Business | YEN FOR LIVING

Got your back: Randoseru makers enjoy a captive, if shrinking, clientele

by Philip Brasor and Masako Tsubuku

For the past several weeks some good Samaritans have been sending gifts to various child-welfare facilities throughout Japan. All of the senders identified themselves as “Naoto Date,” the name of the fictional character who was a professional wrestler called Tiger Mask in a popular animated series that aired between 1969 and 1971. Date also grew up in a child welfare facility, which for all intents and purposes is an orphanage; when he grew up and made money, he gave some of it to the facility that raised him.

In at least three of these charitable incidents, the anonymous donor deposited gift-wrapped randoseru at the entrances of the facilities. English-language news outlets translate this word as “school bags,” which doesn’t do justice to the thing it describes. Randoseru, a local rendering of the Dutch word ransel, is considered a uniquely Japanese accoutrement to the lives of young children. Randoseru are those boxy, hard leather backpacks that elementary children wear on their way to and from school and which are considered mandatory for no other reason than that everyone at that age wears them. Traditionally, they are expensive, which explains why the anonymous gift-giver chose that particular gift: orphanages, he figures, probably wouldn’t be able to afford them. He obviously thought he was giving those kids, who likely attend public schools alongside non-orphans, a measure of self-esteem.

Legend has it that the randoseru craze was sparked when the future Emperor Taisho was given a genuine Dutch backpack as a child, and while explanations for the subsequent popularity of such an accessory focus on practicality, a closer look at the phenomenon reveals it has more to do with marketing and status. Because a child will only use it from the first to the sixth year of elementary school (though many stop wearing theirs by the beginning of fifth year because randoseru look ridiculous on larger kids), he or she will most likely only possess one, and so the randoseru represents in commodity form a child’s formal entrance into the educational system.

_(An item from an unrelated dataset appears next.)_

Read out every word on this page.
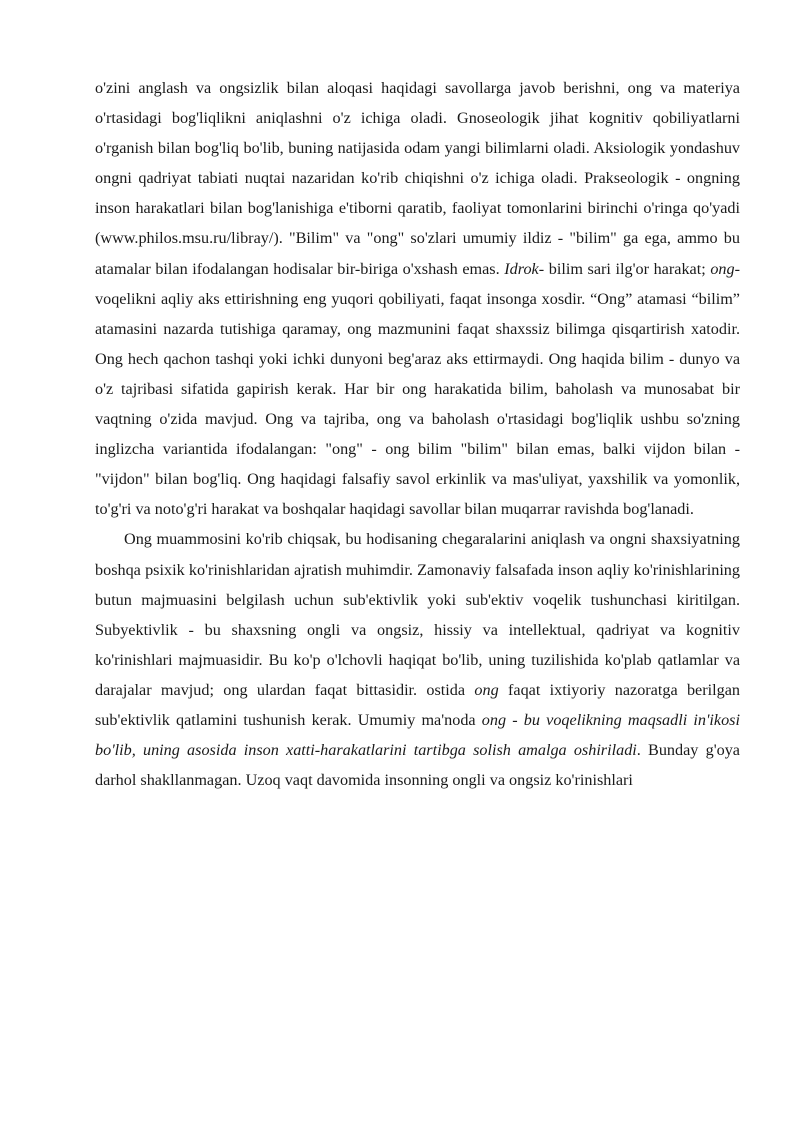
o'zini anglash va ongsizlik bilan aloqasi haqidagi savollarga javob berishni, ong va materiya o'rtasidagi bog'liqlikni aniqlashni o'z ichiga oladi. Gnoseologik jihat kognitiv qobiliyatlarni o'rganish bilan bog'liq bo'lib, buning natijasida odam yangi bilimlarni oladi. Aksiologik yondashuv ongni qadriyat tabiati nuqtai nazaridan ko'rib chiqishni o'z ichiga oladi. Prakseologik - ongning inson harakatlari bilan bog'lanishiga e'tiborni qaratib, faoliyat tomonlarini birinchi o'ringa qo'yadi (www.philos.msu.ru/libray/). "Bilim" va "ong" so'zlari umumiy ildiz - "bilim" ga ega, ammo bu atamalar bilan ifodalangan hodisalar bir-biriga o'xshash emas. Idrok- bilim sari ilg'or harakat; ong- voqelikni aqliy aks ettirishning eng yuqori qobiliyati, faqat insonga xosdir. “Ong” atamasi “bilim” atamasini nazarda tutishiga qaramay, ong mazmunini faqat shaxssiz bilimga qisqartirish xatodir. Ong hech qachon tashqi yoki ichki dunyoni beg'araz aks ettirmaydi. Ong haqida bilim - dunyo va o'z tajribasi sifatida gapirish kerak. Har bir ong harakatida bilim, baholash va munosabat bir vaqtning o'zida mavjud. Ong va tajriba, ong va baholash o'rtasidagi bog'liqlik ushbu so'zning inglizcha variantida ifodalangan: "ong" - ong bilim "bilim" bilan emas, balki vijdon bilan - "vijdon" bilan bog'liq. Ong haqidagi falsafiy savol erkinlik va mas'uliyat, yaxshilik va yomonlik, to'g'ri va noto'g'ri harakat va boshqalar haqidagi savollar bilan muqarrar ravishda bog'lanadi.

Ong muammosini ko'rib chiqsak, bu hodisaning chegaralarini aniqlash va ongni shaxsiyatning boshqa psixik ko'rinishlaridan ajratish muhimdir. Zamonaviy falsafada inson aqliy ko'rinishlarining butun majmuasini belgilash uchun sub'ektivlik yoki sub'ektiv voqelik tushunchasi kiritilgan. Subyektivlik - bu shaxsning ongli va ongsiz, hissiy va intellektual, qadriyat va kognitiv ko'rinishlari majmuasidir. Bu ko'p o'lchovli haqiqat bo'lib, uning tuzilishida ko'plab qatlamlar va darajalar mavjud; ong ulardan faqat bittasidir. ostida ong faqat ixtiyoriy nazoratga berilgan sub'ektivlik qatlamini tushunish kerak. Umumiy ma'noda ong - bu voqelikning maqsadli in'ikosi bo'lib, uning asosida inson xatti-harakatlarini tartibga solish amalga oshiriladi. Bunday g'oya darhol shakllanmagan. Uzoq vaqt davomida insonning ongli va ongsiz ko'rinishlari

It is an emblem of a rite of passage. All children show up to class on the first day of first grade dressed in their school uniforms and sporting identical and — most important — brand new randoseru. God help the child who shows up with his older brother’s or sister’s hand-me-down bag or even a standard canvas backpack, no matter how new and fashionable. The kid would be teased mercilessly.

Consequently, manufacturers of randoseru have always been assured of a stable market unaffected by fashion, and have brokered deals with private schools, some of which require that their students buy only the randoseru they provide as part of the school uniform. But, as everyone knows, the number of births is dwindling in Japan, which means fewer little backs for makers to furnish, and so there is suddenly heated competition among these companies for a diminishing pool of customers. Last year, the huge retailer Aeon came out with a new “A4” randoseru that was slightly wider so as to accommodate A4-size documents, which previously had to be folded to fit in a classic randoseru. Aeon also offers a wider variety of colors. Traditionally, boys wore black and girls red, but Aeon has a line of 21 colors. All manufacturers have followed suit, including the most prestigious randoseru maker Tenshi no Hane, which saturates the airwaves with commercials all year round and not just during back-to-school season; and Kyowa, which introduced some years ago a new kind of acrylic called clarino that doesn’t crack the way real leather does over time and, more importantly, is lighter than leather. Though authenticity has something to do with the prestige factor of randoseru — and 20 years ago a kid who showed up to school with a vinyl one was automatically outed as a plebe — clarino, made by the chemical company Kuraray, has become the standard material for high-end school bags.

By high-end we mean a top price of ¥52,000. Aeon’s prices are a bit more reasonable, starting at ¥29,000, but the only company that has boldly bucked the trend is the discount home furnishings retailer Nitori, which partnered with another chemical company, Toray, to manufacture exclusive randoseru for Nitori’s stores that sell for either ¥9,900 or ¥19,900. If you can get the grandparents to buy a desk with that, they’ll knock off an extra thousand yen or two.

There isn’t much of a secondary market for randoseru except as mementos. Starting in the ’80s, young adults who started to feel nostalgic for their childhoods had their old randoseru refashioned into miniature versions that they displayed as objets d’art on their work desks or end tables. The Japanese Organization for International Cooperation in Family Planning collects old randoseru, which they then distribute to schoolchildren in places like Afghanistan, where the prestige and fetishist elements have no meaning and where they really are accepted gratefully as practical accessories. In fact, some of the other would-be Tiger Masks have not given randoseru to the orphanages they favored, opting instead for toys or even cash. We can assume that the persons who sent randoseru knew the exact number of children in the facilities they targeted. If they didn’t send enough it would defeat the purpose, since the whole point of the bag is that everyone has one.